# Opening up lath and plaster, need to tear it all down?



## Thurman (Feb 9, 2009)

I have worked on a number of older homes in my area, having to cut holes into plaster/lath walls. I have used drywall to make repairs but I add some backing to the area where the drywall will go. I have even had to enlarge the opening to get wood into the area so I have something to attach the drywall to. Once attached, finish it out as ususal-although a bit more work there, repaint and all should be well. David


----------



## BigJim (Sep 2, 2008)

From my experiences working with antique homes, removing the plaster is quite a messy job. Be sure to wear a mask as it is very dusty. The plaster is held to the wall with lath. Lath is wooden strips nailed to the studs with a small space between the lath. The plaster is applied to the lath and most times the plaster had horse hair as a reinforcement. 
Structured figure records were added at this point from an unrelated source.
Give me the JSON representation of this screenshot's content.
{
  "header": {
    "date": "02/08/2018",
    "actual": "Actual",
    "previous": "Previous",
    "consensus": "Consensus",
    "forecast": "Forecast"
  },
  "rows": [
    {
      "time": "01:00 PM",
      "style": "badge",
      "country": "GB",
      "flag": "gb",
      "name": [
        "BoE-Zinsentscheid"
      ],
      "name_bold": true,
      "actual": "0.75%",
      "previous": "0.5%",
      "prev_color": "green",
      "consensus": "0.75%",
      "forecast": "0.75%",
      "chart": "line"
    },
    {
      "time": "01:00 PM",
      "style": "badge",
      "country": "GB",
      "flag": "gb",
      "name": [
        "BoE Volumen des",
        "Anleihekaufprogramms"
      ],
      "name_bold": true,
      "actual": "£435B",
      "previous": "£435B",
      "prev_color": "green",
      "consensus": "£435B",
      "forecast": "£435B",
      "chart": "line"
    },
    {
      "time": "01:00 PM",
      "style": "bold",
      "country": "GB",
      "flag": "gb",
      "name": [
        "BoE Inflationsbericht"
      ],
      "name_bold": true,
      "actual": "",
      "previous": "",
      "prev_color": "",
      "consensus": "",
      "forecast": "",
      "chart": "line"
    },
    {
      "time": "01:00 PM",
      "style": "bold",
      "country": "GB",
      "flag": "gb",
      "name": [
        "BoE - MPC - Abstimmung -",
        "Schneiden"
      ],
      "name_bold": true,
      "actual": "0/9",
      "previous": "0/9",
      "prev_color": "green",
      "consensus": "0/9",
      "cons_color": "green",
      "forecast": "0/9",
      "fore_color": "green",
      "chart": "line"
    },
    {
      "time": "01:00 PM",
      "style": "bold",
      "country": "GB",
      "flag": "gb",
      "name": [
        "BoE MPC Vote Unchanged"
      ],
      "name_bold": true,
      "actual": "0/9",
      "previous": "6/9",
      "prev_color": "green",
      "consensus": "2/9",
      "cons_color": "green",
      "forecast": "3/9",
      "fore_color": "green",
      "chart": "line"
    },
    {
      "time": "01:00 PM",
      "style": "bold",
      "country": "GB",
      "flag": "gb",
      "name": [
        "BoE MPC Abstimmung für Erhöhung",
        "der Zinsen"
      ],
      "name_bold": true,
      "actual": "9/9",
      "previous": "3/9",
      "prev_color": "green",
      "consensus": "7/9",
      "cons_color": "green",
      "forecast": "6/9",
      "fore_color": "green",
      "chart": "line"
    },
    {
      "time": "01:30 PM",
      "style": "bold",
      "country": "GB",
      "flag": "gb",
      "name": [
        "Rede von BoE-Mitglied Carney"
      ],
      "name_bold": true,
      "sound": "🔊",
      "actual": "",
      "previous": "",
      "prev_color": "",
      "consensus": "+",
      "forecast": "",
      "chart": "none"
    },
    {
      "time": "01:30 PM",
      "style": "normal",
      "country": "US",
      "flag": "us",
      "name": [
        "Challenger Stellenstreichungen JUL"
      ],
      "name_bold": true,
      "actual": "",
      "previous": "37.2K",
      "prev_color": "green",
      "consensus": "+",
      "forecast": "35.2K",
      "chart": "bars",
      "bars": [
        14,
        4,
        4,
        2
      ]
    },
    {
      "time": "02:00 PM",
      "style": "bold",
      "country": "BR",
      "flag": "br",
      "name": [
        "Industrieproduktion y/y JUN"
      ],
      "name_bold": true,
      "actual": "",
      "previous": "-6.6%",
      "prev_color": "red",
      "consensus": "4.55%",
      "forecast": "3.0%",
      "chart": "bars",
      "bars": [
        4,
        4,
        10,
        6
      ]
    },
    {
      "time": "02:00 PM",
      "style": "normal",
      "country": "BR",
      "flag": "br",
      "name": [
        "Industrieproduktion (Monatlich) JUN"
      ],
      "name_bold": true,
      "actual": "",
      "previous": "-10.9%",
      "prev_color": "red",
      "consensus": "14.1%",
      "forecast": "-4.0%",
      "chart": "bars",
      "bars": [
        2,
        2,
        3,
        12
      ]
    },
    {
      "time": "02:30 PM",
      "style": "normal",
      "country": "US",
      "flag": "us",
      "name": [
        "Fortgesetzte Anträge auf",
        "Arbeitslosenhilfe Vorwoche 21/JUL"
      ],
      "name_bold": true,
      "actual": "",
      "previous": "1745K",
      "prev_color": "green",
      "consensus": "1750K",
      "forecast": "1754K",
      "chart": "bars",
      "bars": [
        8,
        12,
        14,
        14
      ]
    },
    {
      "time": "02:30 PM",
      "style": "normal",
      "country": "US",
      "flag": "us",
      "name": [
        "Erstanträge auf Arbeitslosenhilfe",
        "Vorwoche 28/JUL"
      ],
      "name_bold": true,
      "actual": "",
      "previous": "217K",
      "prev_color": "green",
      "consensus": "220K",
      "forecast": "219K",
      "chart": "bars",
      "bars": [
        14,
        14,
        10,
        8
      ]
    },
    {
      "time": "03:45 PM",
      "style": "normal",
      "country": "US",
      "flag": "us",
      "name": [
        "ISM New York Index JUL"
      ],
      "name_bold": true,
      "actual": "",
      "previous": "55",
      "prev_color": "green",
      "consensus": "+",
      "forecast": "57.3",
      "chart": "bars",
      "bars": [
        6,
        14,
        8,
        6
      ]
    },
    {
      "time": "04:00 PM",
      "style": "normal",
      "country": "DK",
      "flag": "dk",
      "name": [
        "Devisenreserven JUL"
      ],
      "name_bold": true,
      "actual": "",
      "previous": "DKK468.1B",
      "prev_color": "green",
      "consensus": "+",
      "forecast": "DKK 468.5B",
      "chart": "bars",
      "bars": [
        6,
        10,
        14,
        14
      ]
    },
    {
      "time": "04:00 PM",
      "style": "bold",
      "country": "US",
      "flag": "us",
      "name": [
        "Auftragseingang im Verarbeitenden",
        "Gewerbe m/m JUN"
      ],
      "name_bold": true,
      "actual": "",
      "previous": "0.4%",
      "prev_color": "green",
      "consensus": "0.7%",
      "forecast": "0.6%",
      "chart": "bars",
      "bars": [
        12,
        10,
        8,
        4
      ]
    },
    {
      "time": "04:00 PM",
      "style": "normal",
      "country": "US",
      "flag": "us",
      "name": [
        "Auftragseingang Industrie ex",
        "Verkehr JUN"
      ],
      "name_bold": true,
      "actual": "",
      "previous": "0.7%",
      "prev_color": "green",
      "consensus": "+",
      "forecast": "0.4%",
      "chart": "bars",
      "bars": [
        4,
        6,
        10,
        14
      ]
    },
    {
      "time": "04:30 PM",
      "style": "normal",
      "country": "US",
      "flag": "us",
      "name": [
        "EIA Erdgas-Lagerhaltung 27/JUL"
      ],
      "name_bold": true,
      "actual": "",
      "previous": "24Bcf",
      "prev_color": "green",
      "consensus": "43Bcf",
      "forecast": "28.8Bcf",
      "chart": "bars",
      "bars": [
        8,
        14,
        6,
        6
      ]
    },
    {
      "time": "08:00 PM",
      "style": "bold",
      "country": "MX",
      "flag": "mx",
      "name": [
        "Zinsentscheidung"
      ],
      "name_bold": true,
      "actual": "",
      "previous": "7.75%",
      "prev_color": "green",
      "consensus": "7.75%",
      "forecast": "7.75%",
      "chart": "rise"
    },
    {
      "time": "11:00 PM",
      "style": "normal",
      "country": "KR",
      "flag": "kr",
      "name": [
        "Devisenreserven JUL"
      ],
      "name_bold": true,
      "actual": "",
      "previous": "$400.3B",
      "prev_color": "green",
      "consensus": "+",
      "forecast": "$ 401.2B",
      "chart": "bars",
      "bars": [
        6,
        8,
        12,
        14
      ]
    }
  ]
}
There was never insulation in the walls unless it was added at a later time. If you have to remove the plaster and install drywall there is a chance the studs are not the same dimension so be prepared to make adjustments there, just in case. While you have the walls open it would be a good time to update the electrical.


----------



## 1910NE (Sep 5, 2010)

Plaster walls do not mix well with water. It will take about seven years for the plaster to dry out if it has gotten any significant amount of water in it. If the plaster got wet from the leaking roof, it needs to come out. That's from very recent experience.

Also, from recent experience...unless someone blew insulation in from the outside, you are not likely to find any behind those plaster walls. Also, your exterior walls are most likely to be 2x4 (a full 2x4, not 1.5x3.5) and the interior walls should be 2x3, not including the lathe.


----------